XV. asrın divan şairi Ahmet Paşa, Emir Sultan için yazdığı uzun manzumede onu Anadolu için “Rahmet-i Rahmân” olarak nitelemekte:
Ne akdi Rum’a bir ulu derya senin gibi
Ne âleme getirdi Buhara senin gibi
dedikten sonra benzer bir duyguyu terennüm etmektedir:
Çok şeyhler görmüşüm dahi bir kimse tab‘ımı
Medhinde âciz etmedi şehâ senin gibi
Gönül dünyasının imkânlarını kullanarak, imanın, ibadetin ve ahlâkının güzelliklerini yaşamak için mürşid arayarak yollara düşen talibin, aradığını bulması ruhunun derinliklerinde var olan aşkın mayalanması için de uygun bir vasat bulması anlamına gelmektedir.
Fenâ fi’r-Rasûl
Bu safhada aşk yolculuğunun ilk merhalesini kat eden mürid, ikinci merhaleye doğru yönlendirilir. Fenâ fi’r-Rasûl yani Hz. Peygamberin aşkında yok olmak.

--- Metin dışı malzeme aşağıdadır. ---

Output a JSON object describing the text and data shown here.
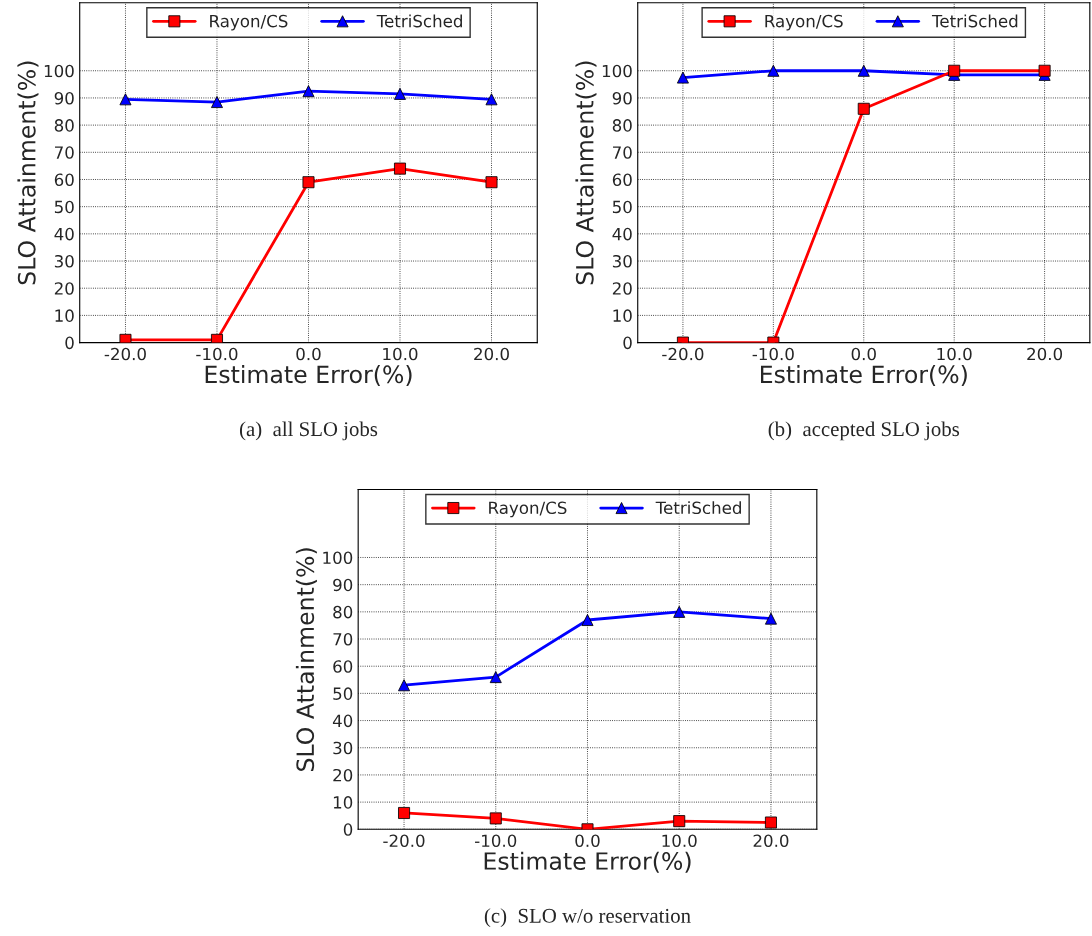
{
  "chart_data": [
    {
      "type": "line",
      "xlabel": "Estimate Error(%)",
      "ylabel": "SLO Attainment(%)",
      "annotations": [
        "(a)  all SLO jobs"
      ],
      "x": [
        -20,
        -10,
        0,
        10,
        20
      ],
      "xlim": [
        -25,
        25
      ],
      "ylim": [
        0,
        125
      ],
      "xticks": [
        {
          "value": -20,
          "label": "-20.0"
        },
        {
          "value": -10,
          "label": "-10.0"
        },
        {
          "value": 0,
          "label": "0.0"
        },
        {
          "value": 10,
          "label": "10.0"
        },
        {
          "value": 20,
          "label": "20.0"
        }
      ],
      "yticks": [
        0,
        10,
        20,
        30,
        40,
        50,
        60,
        70,
        80,
        90,
        100
      ],
      "grid": true,
      "legend": "top",
      "line_style": "solid",
      "series": [
        {
          "name": "Rayon/CS",
          "color": "#ff0000",
          "marker": "square",
          "values": [
            1,
            1,
            59,
            64,
            59
          ]
        },
        {
          "name": "TetriSched",
          "color": "#0000ff",
          "marker": "triangle",
          "values": [
            89.5,
            88.5,
            92.5,
            91.5,
            89.5
          ]
        }
      ]
    },
    {
      "type": "line",
      "xlabel": "Estimate Error(%)",
      "ylabel": "SLO Attainment(%)",
      "annotations": [
        "(b)  accepted SLO jobs"
      ],
      "x": [
        -20,
        -10,
        0,
        10,
        20
      ],
      "xlim": [
        -25,
        25
      ],
      "ylim": [
        0,
        125
      ],
      "xticks": [
        {
          "value": -20,
          "label": "-20.0"
        },
        {
          "value": -10,
          "label": "-10.0"
        },
        {
          "value": 0,
          "label": "0.0"
        },
        {
          "value": 10,
          "label": "10.0"
        },
        {
          "value": 20,
          "label": "20.0"
        }
      ],
      "yticks": [
        0,
        10,
        20,
        30,
        40,
        50,
        60,
        70,
        80,
        90,
        100
      ],
      "grid": true,
      "legend": "top",
      "line_style": "solid",
      "series": [
        {
          "name": "Rayon/CS",
          "color": "#ff0000",
          "marker": "square",
          "values": [
            0,
            0,
            86,
            100,
            100
          ]
        },
        {
          "name": "TetriSched",
          "color": "#0000ff",
          "marker": "triangle",
          "values": [
            97.5,
            100,
            100,
            98.5,
            98.5
          ]
        }
      ]
    },
    {
      "type": "line",
      "xlabel": "Estimate Error(%)",
      "ylabel": "SLO Attainment(%)",
      "annotations": [
        "(c)  SLO w/o reservation"
      ],
      "x": [
        -20,
        -10,
        0,
        10,
        20
      ],
      "xlim": [
        -25,
        25
      ],
      "ylim": [
        0,
        125
      ],
      "xticks": [
        {
          "value": -20,
          "label": "-20.0"
        },
        {
          "value": -10,
          "label": "-10.0"
        },
        {
          "value": 0,
          "label": "0.0"
        },
        {
          "value": 10,
          "label": "10.0"
        },
        {
          "value": 20,
          "label": "20.0"
        }
      ],
      "yticks": [
        0,
        10,
        20,
        30,
        40,
        50,
        60,
        70,
        80,
        90,
        100
      ],
      "grid": true,
      "legend": "top",
      "line_style": "solid",
      "series": [
        {
          "name": "Rayon/CS",
          "color": "#ff0000",
          "marker": "square",
          "values": [
            6,
            4,
            0,
            3,
            2.5
          ]
        },
        {
          "name": "TetriSched",
          "color": "#0000ff",
          "marker": "triangle",
          "values": [
            53,
            56,
            77,
            80,
            77.5
          ]
        }
      ]
    }
  ]
}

Bu noktada olan âşıkların hislerine Yunus tercüman oluyor:
Araya araya bulsam izini
İzinin tozuna sürsem yüzümü
Hak nasib eylese görsem yüzünü
Ya Muhammed cânım arzular Seni
İnsan olarak dini hayatın en üst noktasındaki şahsiyet şüphesiz ki; Hz. Peygamber’dir. Onu düşünmek, onu hayal etmek, onu örnek almak, onu anlamak, onu sevmek, ona salat ve selam ile gönülden bağlanmak bu hayatın vazgeçilmez bir özelliğidir. Ona tabi olmak, onun yolunda olmak, Allah’ı sevmenin de “olmazsa olmaz” şartıdır.
“Deki: Allah’ı seviyorsanız, bana tâbi olun ki Allah da sizi sevsin ve günahlarınızı affetsin. Zira Allah çok affedicidir ve rahmet kaynağıdır.”(Âl-i İmrân, 3/31)
“Allah ve melekleri şüphesiz ki peygamberleri kutsarlar, salat-u selam ederler. Ey mü’minler! Siz de Onu kutsayın ve kendinizi onun rehberliğine tam bir teslimiyetle terk edin.”(Azhâb, 33/56)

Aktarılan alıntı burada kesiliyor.